Friday, Oct. 30, 1964
The Rage to Remove
What do a Brooklyn gambler, a Manhattan cop, a Harlem politician, the mother of Massachusetts' Governor and hundreds of civil rights workers from Florida to Mississippi have in common? Answer: all are trying to remove the various criminal charges against them from state to federal courts. They are caught up in a headlong trend that intrigues lawyers, alarms judges, and is certain soon to confront the Supreme Court with some of the thorniest state-federal conflicts in U.S. legal history.
Rightly or wrongly, many lawyers regard federal courts as fairer than state courts. "The judges are honest, the jurors are brighter," says one lawyer bluntly. Certain kinds of cases, such as some suits between citizens of different states, have always been removable to federal courts. But the states are supposed to handle the vast bulk of U.S. litigation. To states' rights advocates, Congress went haywire after the Civil War when it set out to prevent the abuse of Negroes by extending the "removal" right, under what is now Title 28, Section 1443 of the U.S. Code, to what looked at first like a sweeping category of civil and criminal cases that involved alleged state denial of equal rights.
Flooding the Courts. Alarmed at the potential damage to state courts, the Supreme Court, beginning in the 1870s. sharply limited the right of removal to cases involving clearly unconstitutional state laws, such as a murder law prescribing a life sentence for whites and death for Negroes. U.S. district judges got in the habit of sending removed cases back to state courts for trial, and when a defendant's case was thus remanded, he had no right to appeal the federal judge's order.
But the civil rights revolution has raised sharp questions. Where can a Mississippi Negro, for example, seek relief if the state denies him a fair trial and a federal judge refuses to listen? Must he travel the long road through the state courts to the U.S. Supreme Court? All over the South, arrested civil rights workers have complained that the tradition of immediate remand denies them federal hearings in cases of obviously violated constitutional rights.
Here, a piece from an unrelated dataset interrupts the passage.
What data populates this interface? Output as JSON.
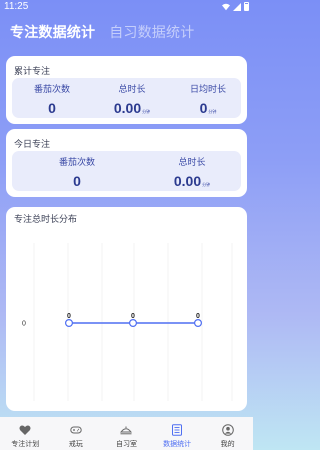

The answer to their complaint is Title IX of the 1964 Civil Rights Act, which now permits remands to be appealed to U.S. courts of appeals.
Spurred by the promise of Title IX, which became effective in July, more and more remand appeals have plagued the South's Fifth Circuit Court of Appeals. The cases range from trumped-up traffic violations against Mississippi rights workers to group petitions for several hundred defendants (including Massachusetts' Mrs. Malcolm Peabody, the Governor's mother) who were involved in last spring's racial demonstrations in St. Augustine, Fla.
Dismay & Delight. So new is this phenomenon that the appellate court has yet to rule on the merits of a single appeal, and the defendants, as a result, are free on bail. Now there is a prickly prospect that federal courts may be deluged with every single state case bearing the slightest alleged connection to civil rights. In short, Title IX might turn out to be a gateway through which much state-court business will vanish.
Civil rights leaders are ecstatic at the possibilities. "It's a tremendous device -how to screw up the system in one easy lesson," says a Florida lawyer. "Anyone who wants to can delay a case for two years." Moreover, successful removal means that state prosecutors must try rights cases in federal courts under unfamiliar rules. Fearful of losing, the prosecutors may well drop many such casesa prospect that delights University of Pennsylvania Law Professor Anthony Amsterdam, a leading civil rights lawyer, who argues that most rights cases are "harassment prosecutions that should never have been brought in the first place."
Already the removal threat has forced prosecutors in Mississippi and other Southern states to start bargaining with rights lawyers ("If you don't try to remove, I'll give you a continuance"). An Atlanta Negro lawyer is optimistic: "The time may come when state courts will adjudicate these issues so responsibly that it will not be necessary to go into federal court."
Hide-and-Seek. But if removal is a potent weapon against local injustice, prosecution lawyers also see it as a Pandora's box. In Brooklyn, for example, Gambler Seymour Kaminetsky has just petitioned for removal to federal court after being held in contempt for refusal to testify before a local grand jury. Last week a federal judge remanded Kaminetsky's case on the grounds that "a state court should not be rendered impotent whenever a litigant therein disagrees with its procedure." Under Title IX, Kaminetsky may be able to appeal and stay out of jail for months.
Such is the removal fad that Harlem Congressman Adam Clayton Powell's latest gimmick for evading a $46,500 libel judgment against him is to claim (under Title 28's Section 1442) that he must be defended by the Justice Department in a federal court because a state court is interfering with his duties as a federal "officer." Though unlikely to get Justice Department support, Powell has thus used removal as a new way to play legal hide-and-seek. Hundreds of such ploys may sprout all over the country. To balance soundly the good and bad aspects of removal is likely to give the Supreme Court a hairsplitting headache.